Services at Lautoka Hospital will continue: Health

May 4, 2021

Fiji’s Permanent Secretary Health Dr James Fong says they have ‘sufficient leeway’ to ensure services at the Lautoka Hospital continue after two doctors who tested positive for coronavirus and their contacts, some of whom work in the hospital as well have been isolated and quarantined.

Dr Fong said a team from CWM Hospital in Rakiraki who were initially deployed to help out at the Ba Hospital could be mobilised to Lautoka. They are also looking to call up doctors who normally work at the Lautoka Hospital, but have not been able to because they live outside the Lautoka containment zone.

While at it, Dr Fong said investigations are ongoing to determine how the infection got there and what can be done to mitigate any further risk.

“We are early into our investigation, but at this stage they do not appear to have any links to existing cases or events of interest, such as the Tavakubu funeral,” he said.

“Also, while they did work in the hospital, they did not work in the isolation ward where they would have had interaction with COVID-positive patients. So while we are very early into this investigation, we must treat these cases as instances of community transmission until it is proven otherwise.

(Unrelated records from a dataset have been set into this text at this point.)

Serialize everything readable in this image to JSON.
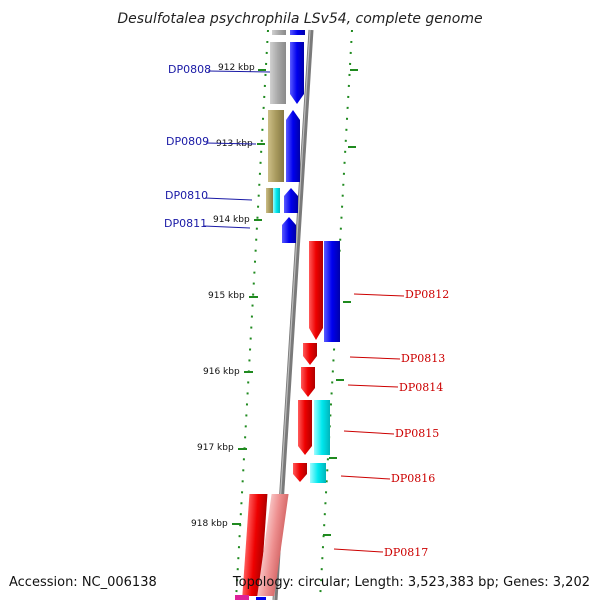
{
  "title": "Desulfotalea psychrophila LSv54, complete genome",
  "footer": {
    "accession": "Accession: NC_006138",
    "topology": "Topology: circular; Length: 3,523,383 bp; Genes: 3,202"
  },
  "kbp_labels": [
    "912 kbp",
    "913 kbp",
    "914 kbp",
    "915 kbp",
    "916 kbp",
    "917 kbp",
    "918 kbp"
  ],
  "left_genes": [
    "DP0808",
    "DP0809",
    "DP0810",
    "DP0811"
  ],
  "right_genes": [
    "DP0812",
    "DP0813",
    "DP0814",
    "DP0815",
    "DP0816",
    "DP0817"
  ],
  "colors": {
    "backbone": "#7a7a7a",
    "forward_cds": "#0000ee",
    "reverse_cds": "#ee0000",
    "tick": "#1f8a1f",
    "gene_label_left": "#1a1aa6",
    "gene_label_right": "#cc0000"
  }
}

“All contacts within the hospital will be screened, tested, and isolated as appropriate. As you can imagine, this is a massive and complex undertaking for the Lautoka hospital team, and we are providing the support they need. This includes sending in medical teams from other medical facilities to replace staff that have been identified as close contacts of these cases and stood down to be isolated.”

careFIJI App Tracing identifies one contact

Authorities are also relying on data captured via the careFIJI app, which both doctors had installed and had running.

“So while our contact tracing teams are conducting their work on the ground, a digital net is being cast far and wide for Fijians who may have had contact with these two doctors. careFIJI has identified one contact already, and Lautoka is safer for it.”

The app, Dr Fong says, is most effective when other people have it running on their phones, and as such urged people who have yet to install it to do so and activated whenever they leave their place of residence.

“It will not use data, it will not chew battery — it will save lives.”

Vaccination Status
 
As frontline healthcare workers, the two doctors had both received the first dose of the COVID-19 AstraZeneca vaccine. However, they had not received their second dose to be considered fully vaccinated.

“As we have explained before, you need two doses of this vaccine, given 10-12 weeks apart, to be considered fully vaccinated and develop the protective immune response conferred by the vaccine. So, medically, neither doctor was considered “vaccinated” –– not yet. “For either of them to be protected, they must be fully vaccinated. For Fiji to be protected, we must fully vaccinate our eligible population.”